Premier League Preview: The problem with supporting Chelsea is always having to say you're Sarri
Chelsea finished their title defence a meagre fifth after throwing away several last-ditch chances to claw their way back to the Champion's League spots. With entry into the Europa League and head coach Antonio Conte sacked, 2017/18 was a decidedly unsatisfactory season, but the light remains at the end of the tunnel. New manager Maurizio Sarri immediately implemented his style, aided by signing Jorginho from right under Pep Guardiola's nose. Have Chelsea already broken free from Conte's negativity? Fans are excited. While the transfer window has not been used for a total squad overhaul, the team looks as good as ever under new management.
In comes the latest in Chelsea's merry-go-round of managerial talent, Maurizio Sarri. Under considerably less pressure than his compatriot, Sarri arrives with the task of restoring Champions League football to Stamford Bridge and finally delivering positive football, just when owner Roman Abramovich is no longer around to enjoy it. It bodes well for the Blues that their new head coach is used to working with what he has as there is no war chest with which to handpick his squad. The man seems to understand his position as head coach, not club manager. He should get on far better with the board than the men who once stood in his place.his predecessors.
Chelsea's transfer business was underwhelming. Positional needs remain unaddressed, especially in the wide areas. Sarri cannot rely on either Willian or his Spanish counterpart, Pedro, to complete a world-class forward line that can challenge Manchester United, City and Liverpool. Attacking talent is needed. Similarly, Marcos Alonso makes a great wing-back but will struggle defensively in a back four. The untested Emerson is an unreliable replacement. These issues were clear in the Community Shield loss against Manchester City.

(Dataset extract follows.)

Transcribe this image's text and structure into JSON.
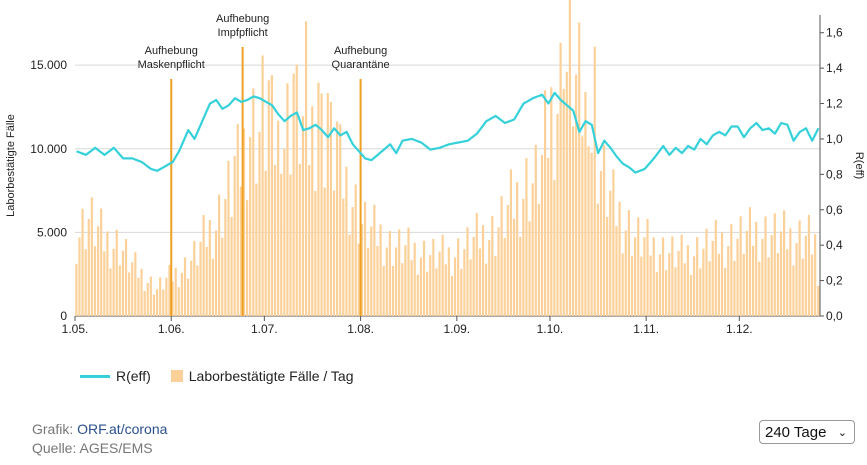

Jorginho was a lynch-pin for Sarri at Napoli and will be the same at his new club. He completes a midfield, alongside N'Golo Kante and Ross Barkley, that can compete with the best.
Goals will be needed. Thibaut Courtois is poised to head back to Spain. Happily, there is little else to report in terms of major departures. The new style of play and additions such as Callum Hudson-Odoi may revitalise the squad, but failure to do more business will eventually lead to stagnation.
For now, key players remain. Eden Hazard, N'Golo Kante and Jorginho are the guaranteed starters. Chelsea will do well to re-sign two of this World Cup's best players. If the rest of Sarri's side can be assembled, that trio will guarantee both defensive clout and creative prowess. All three are young enough to stick around, if they can be convinced.
It may be an exciting year for those expecting anything out of Chelsea's renowned youth academy. Calum Hudon-Odoi has impressed his new boss. The17-year-old is raring to set the Premier League alight after making the step up from the academy in pre-season. Ruben Loftu-Cheek returns from an impressive loan spell at Crystal Palace, as does Tammy Abraham from Swansea and Michy Batshuayi from Borussia Dortmund, the former showing real class at the World Cup.
Realistically, everyone involved at the club hopes Chelsea can make it back to the top four spots, an arduous task given the quality at the top of the table. Anything further will be as heavily applauded as Conte's shock title win in 16/17. With their incredible and sometimes problematic squad depth, Chelsea should be aiming to win the Europa League. In any case, a battle truly awaits.